Il me fallait en permanence maintenir l’équation avancée-cohérence-pudeur ce qui m’a demandé énormément de réflexion et pas mal de réécriture. 
Quant à savoir s’il y a ou non une part de moi dans ce roman, allez savoir…

 

Le personnage de Janet est très décalé dans ce paysage de polar, comme s’il avait été pensé comme un handicap pour Enzo. Comment est né ce second duo de votre roman ?

 

Alors, félicitations, Janet a été pensé comme un handicap pour Enzo. Mais pas au sens "thriller" du terme car elle ne se sort plutôt pas mal des situations hasardeuses dans lesquelles elle se retrouve. Ce qui fait d’elle un handicap, ce sont les sentiments qu’elle éveille chez lui.
Enzo et Janet sont nés ex nihilo. Je n’avais aucun référent précis à l’esprit, mais je visualisais parfaitement ce grand gaillard faussement ténébreux et cette sémillante jeune femme insoumise. Enfin, quand je dis ex nihilo, je ne suis pas totalement honnête. J’avais un acteur en tête pour Enzo, Joe Manganiello. Si quelqu’un devait porter le rôle à l’écran, ce serait lui sans contestation possible.
Le rapport chien-chat entre les deux personnages n’a rien de très original, pour la simple raison que de très nombreux couples sont nés d’une première impression déplorable de l’un envers l’autre. L’intérêt se situait loin de ce ressort classique. Mes personnages incarnent toujours

 

Votre roman est très cinématographique, comme d'habitude. À quand un passage de l'autre côté ? ou une adaptation en BD ?

 

Je revendiquerai sans relâche et sa honte le fait d’écrire des films. Ma culture est plurielle, du cinéma à la littérature, de la BD au jeu vidéo. Ma narration, mes angles de vue, presque de caméra, sont influencés par ces références. Je n’exclue pas, un jour, de passer derrière une caméra. En fait, je pense que je ne vais pas tarder à harceler deux amis réalisateurs pour faire un stage sur leur prochain long métrage !

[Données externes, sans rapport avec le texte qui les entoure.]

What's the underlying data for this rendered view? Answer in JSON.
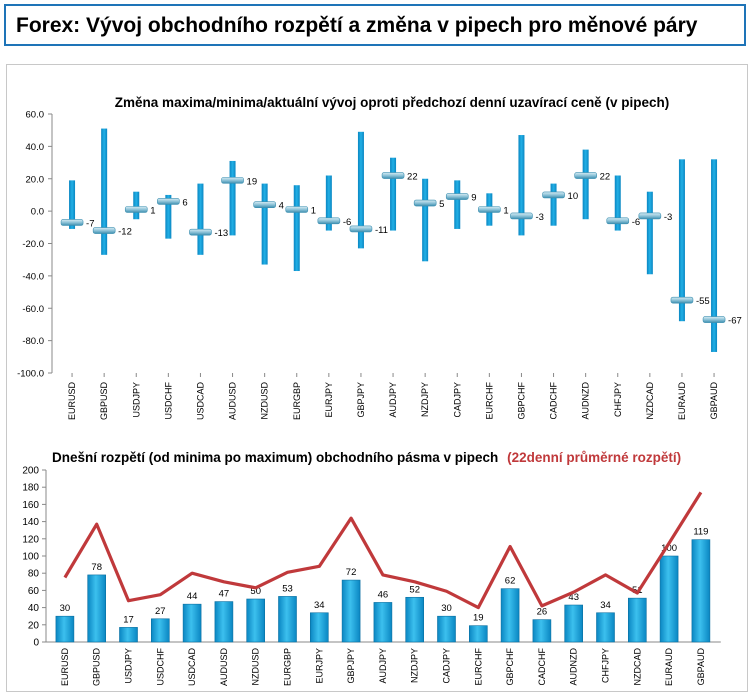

Pour ce qui est de la BD, les Vestiges ont déjà connu une adaptation par Serge le Tendre et Frédéric Peynet, éditée chez Dargaud. Et Dargaud s’est lancé dans l’aventure Bleiberg puisque trois tomes sortiront à partir de janvier 2017. Le Tendre, Peynet, Dargaud, j’avoue que l’amateur de BD que je suis est plus qu’heureux d’être entouré d’un tel trio !

 

Votre prochain roman sera nouveau un thriller ? ou enfin peut-être la suite de Thunder

 

Mon prochain roman sera un thriller dans le domaine médical et particulièrement celui des greffes d’organes. Il sera plus noir qu’Atomes, et sera teinté d’une dimension encore jamais traitée dans mes romans. Surprise… (rires).

Pour ce qui est de Thunder, je crains qu’en dépit de certains espoirs qui s’étaient fait jour, la série ne s’interrompe définitivement.